The key here is that as we know, in reality there is no such thing as a physical 1. Anything that can be on one of two states can be ‘read’ as on or off, or 1 and 0.

  • On a hard drive a 1 will mean a tiny area of magnetised metal
  • On an SSD it will mean an electric charge trapped inside a metal-oxide-semiconductor
  • On a DVD it will mean a tiny groove on the surface
  • On an ethernet cable it will mean a pulse of electrons on a copper wire
  • In a fibre optic cable it will mean a momentary pulse of light
  • Over a WiFi or mobile data network, it will be a radio wave on a specific frequency
  • In a CPU, it will mean a voltage above a certain level in a transistor
  • In a very early form of computer memory, it could mean a sound wave flowing through a tube of liquid mercury

As long as the part of the computer actually managing the physical representation knows what condition represents a 1, every other part of the computer — and the programmer — can ignore the physical reality. All they need to know is the abstraction.
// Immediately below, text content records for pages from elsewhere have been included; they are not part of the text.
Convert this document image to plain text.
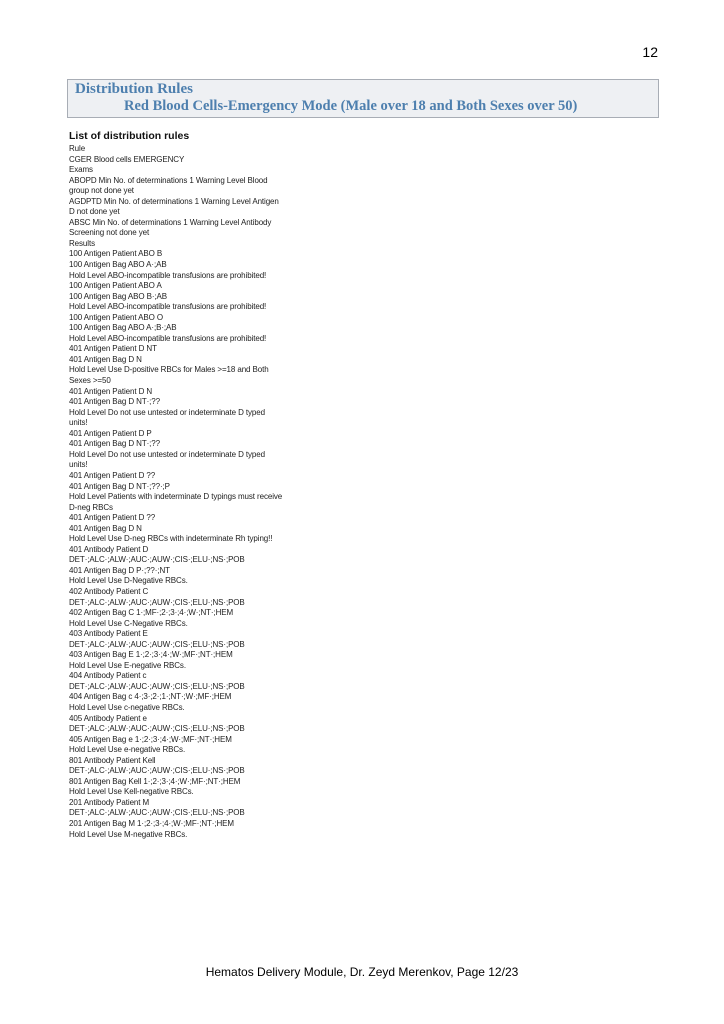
12
Distribution Rules
Red Blood Cells-Emergency Mode (Male over 18 and Both Sexes over 50)
List of distribution rules
Rule
CGER Blood cells EMERGENCY
Exams
ABOPD Min No. of determinations 1 Warning Level Blood
group not done yet
AGDPTD Min No. of determinations 1 Warning Level Antigen
D not done yet
ABSC Min No. of determinations 1 Warning Level Antibody
Screening not done yet
Results
100 Antigen Patient ABO B
100 Antigen Bag ABO A·;AB
Hold Level ABO-incompatible transfusions are prohibited!
100 Antigen Patient ABO A
100 Antigen Bag ABO B·;AB
Hold Level ABO-incompatible transfusions are prohibited!
100 Antigen Patient ABO O
100 Antigen Bag ABO A·;B·;AB
Hold Level ABO-incompatible transfusions are prohibited!
401 Antigen Patient D NT
401 Antigen Bag D N
Hold Level Use D-positive RBCs for Males >=18 and Both
Sexes >=50
401 Antigen Patient D N
401 Antigen Bag D NT·;??
Hold Level Do not use untested or indeterminate D typed
units!
401 Antigen Patient D P
401 Antigen Bag D NT·;??
Hold Level Do not use untested or indeterminate D typed
units!
401 Antigen Patient D ??
401 Antigen Bag D NT·;??·;P
Hold Level Patients with indeterminate D typings must receive
D-neg RBCs
401 Antigen Patient D ??
401 Antigen Bag D N
Hold Level Use D-neg RBCs with indeterminate Rh typing!!
401 Antibody Patient D
DET·;ALC·;ALW·;AUC·;AUW·;CIS·;ELU·;NS·;POB
401 Antigen Bag D P·;??·;NT
Hold Level Use D-Negative RBCs.
402 Antibody Patient C
DET·;ALC·;ALW·;AUC·;AUW·;CIS·;ELU·;NS·;POB
402 Antigen Bag C 1·;MF·;2·;3·;4·;W·;NT·;HEM
Hold Level Use C-Negative RBCs.
403 Antibody Patient E
DET·;ALC·;ALW·;AUC·;AUW·;CIS·;ELU·;NS·;POB
403 Antigen Bag E 1·;2·;3·;4·;W·;MF·;NT·;HEM
Hold Level Use E-negative RBCs.
404 Antibody Patient c
DET·;ALC·;ALW·;AUC·;AUW·;CIS·;ELU·;NS·;POB
404 Antigen Bag c 4·;3·;2·;1·;NT·;W·;MF·;HEM
Hold Level Use c-negative RBCs.
405 Antibody Patient e
DET·;ALC·;ALW·;AUC·;AUW·;CIS·;ELU·;NS·;POB
405 Antigen Bag e 1·;2·;3·;4·;W·;MF·;NT·;HEM
Hold Level Use e-negative RBCs.
801 Antibody Patient Kell
DET·;ALC·;ALW·;AUC·;AUW·;CIS·;ELU·;NS·;POB
801 Antigen Bag Kell 1·;2·;3·;4·;W·;MF·;NT·;HEM
Hold Level Use Kell-negative RBCs.
201 Antibody Patient M
DET·;ALC·;ALW·;AUC·;AUW·;CIS·;ELU·;NS·;POB
201 Antigen Bag M 1·;2·;3·;4·;W·;MF·;NT·;HEM
Hold Level Use M-negative RBCs.
Hematos Delivery Module, Dr. Zeyd Merenkov, Page 12/23
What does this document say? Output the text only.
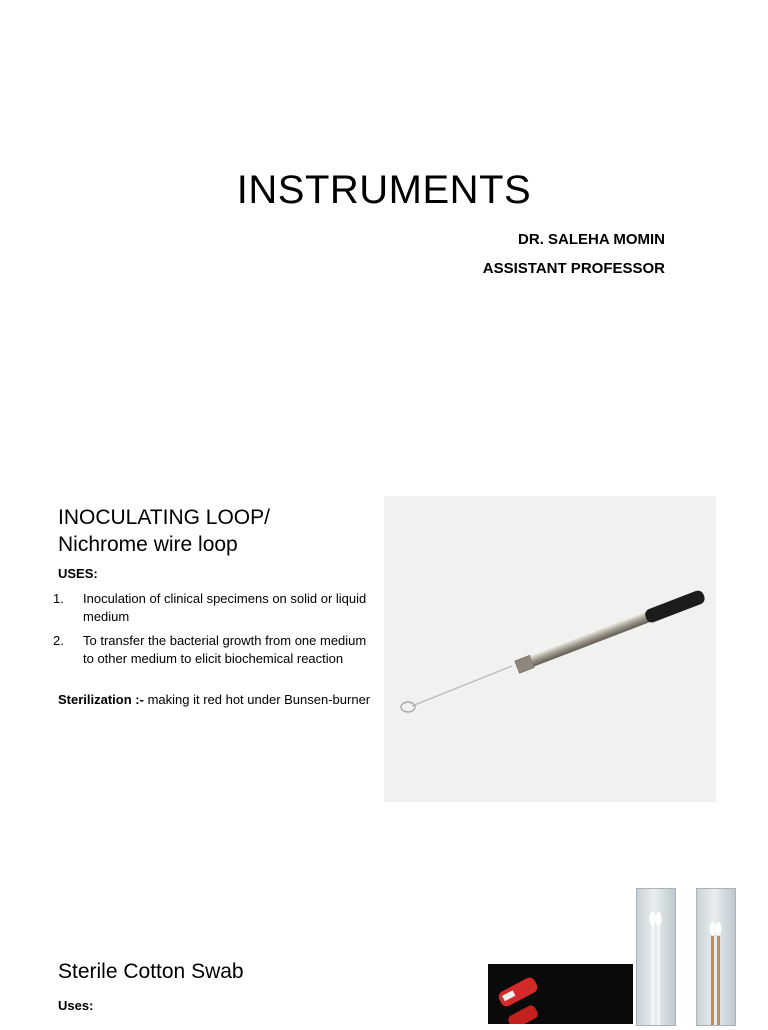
INSTRUMENTS
DR. SALEHA MOMIN
ASSISTANT PROFESSOR
INOCULATING LOOP/
Nichrome wire loop
USES:
1.	Inoculation of clinical specimens on solid or liquid medium
2.	To transfer the bacterial growth from one medium to other medium to elicit biochemical reaction
Sterilization :- making it red hot under Bunsen-burner
Sterile Cotton Swab
Uses:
It doesn’t matter that the ‘a’ sent from one computer to another became a series of electric pulses, then radio waves, then flashes of light, then stored electric charge and finally raised voltages in a set of transistors. It was always just an ‘a’.

OK, but how can we use this ourselves?

Let’s go back to our example of the program that tells our robot how to make coffee. Remember how we started with ‘boil water’ and ended up with a long series of instructions about how to work a kettle? What happens when we move to a new kitchen with a gas stove and no electric kettle? We’ll need to make a whole new program! Then someone tells us that the new version of our robot has laser eyes and can heat water all by itself, do we need to rewrite everything to use this new feature?
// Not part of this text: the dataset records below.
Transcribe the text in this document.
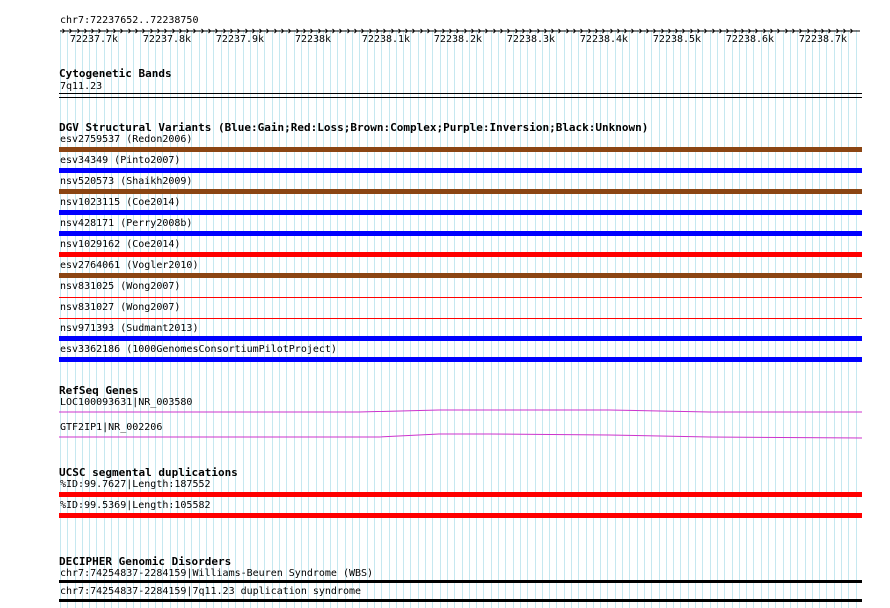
chr7:72237652..72238750
72237.7k 72237.8k 72237.9k	72238k	72238.1k 72238.2k 72238.3k 72238.4k 72238.5k 72238.6k 72238.7k
Cytogenetic Bands
7q11.23
DGV Structural Variants (Blue:Gain;Red:Loss;Brown:Complex;Purple:Inversion;Black:Unknown)
esv2759537 (Redon2006)
esv34349 (Pinto2007)
nsv520573 (Shaikh2009)
nsv1023115 (Coe2014)
nsv428171 (Perry2008b)
nsv1029162 (Coe2014)
esv2764061 (Vogler2010)
nsv831025 (Wong2007)
nsv831027 (Wong2007)
nsv971393 (Sudmant2013)
esv3362186 (1000GenomesConsortiumPilotProject)
RefSeq Genes
LOC100093631|NR_003580
GTF2IP1|NR_002206
UCSC segmental duplications
%ID:99.7627|Length:187552
%ID:99.5369|Length:105582
DECIPHER Genomic Disorders
chr7:74254837-2284159|Williams-Beuren Syndrome (WBS)
chr7:74254837-2284159|7q11.23 duplication syndrome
What if we could ‘abstract out’ the idea of boiling water from the physical kettle, stove or laser eyes?

We can take that series of instructions for boiling water with a kettle, and label it ‘a way of boiling water’. We can make a similar list of instructions for the stove, and another for the laser eyes. Since all of these are just different ways for boiling water, they can all have the same label. The same abstraction.
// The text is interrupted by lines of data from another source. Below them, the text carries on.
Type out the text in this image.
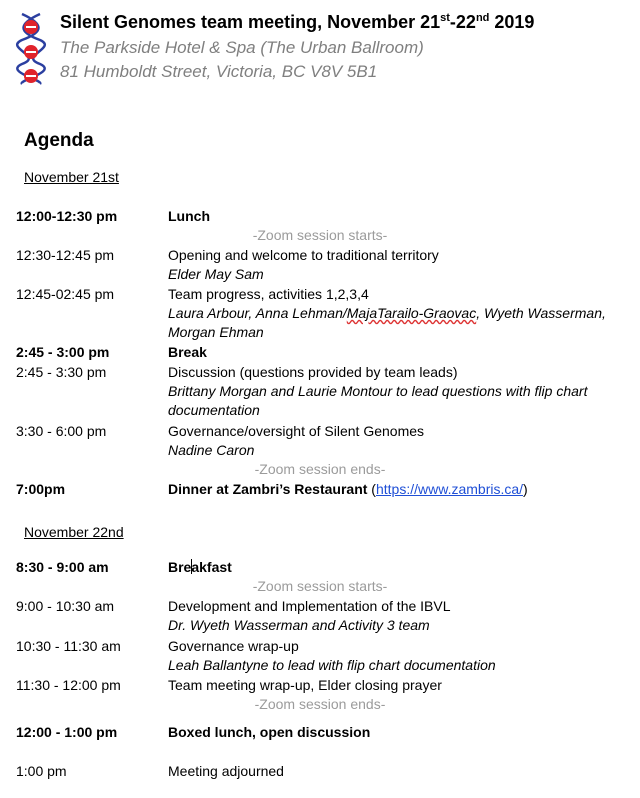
Silent Genomes team meeting, November 21st-22nd 2019
The Parkside Hotel & Spa (The Urban Ballroom)
81 Humboldt Street, Victoria, BC V8V 5B1
Agenda
November 21st
12:00-12:30 pm	Lunch
-Zoom session starts-
12:30-12:45 pm	Opening and welcome to traditional territory
Elder May Sam
12:45-02:45 pm	Team progress, activities 1,2,3,4
Laura Arbour, Anna Lehman/MajaTarailo-Graovac, Wyeth Wasserman, Morgan Ehman
2:45 - 3:00 pm	Break
2:45 - 3:30 pm	Discussion (questions provided by team leads)
Brittany Morgan and Laurie Montour to lead questions with flip chart documentation
3:30 - 6:00 pm	Governance/oversight of Silent Genomes
Nadine Caron
-Zoom session ends-
7:00pm	Dinner at Zambri’s Restaurant (https://www.zambris.ca/)
November 22nd
8:30 - 9:00 am	Breakfast
-Zoom session starts-
9:00 - 10:30 am	Development and Implementation of the IBVL
Dr. Wyeth Wasserman and Activity 3 team
10:30 - 11:30 am	Governance wrap-up
Leah Ballantyne to lead with flip chart documentation
11:30 - 12:00 pm	Team meeting wrap-up, Elder closing prayer
-Zoom session ends-
12:00 - 1:00 pm	Boxed lunch, open discussion
1:00 pm	Meeting adjourned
Then we can go back to our original simple step before we started to complicate things— ‘boil water’! All we need to add is this:

  1. Find a way of boiling water and use it to boil water.

Now the same program can use any of the specific physical ways to make water for the coffee. We can even make new and exciting ‘ways of boiling water’ in future, and the same coffee program would work. Our program is suddenly versatile enough to use volcano boiled water with no changes! We have disconnected the abstract idea from the physical implementation.

Even better, we can use this same abstraction in another algorithm that makes tea!

Image of tea
Photo by Manki Kim on Unsplash

Now that we have a clearer understanding of the terms algorithms and abstractions, let’s go back to our original question of what programming is.

My definition of programming would be:

Designing a complete solution to a problem, by abstracting out the ideas involved, and using them to write an algorithm that solves the problem.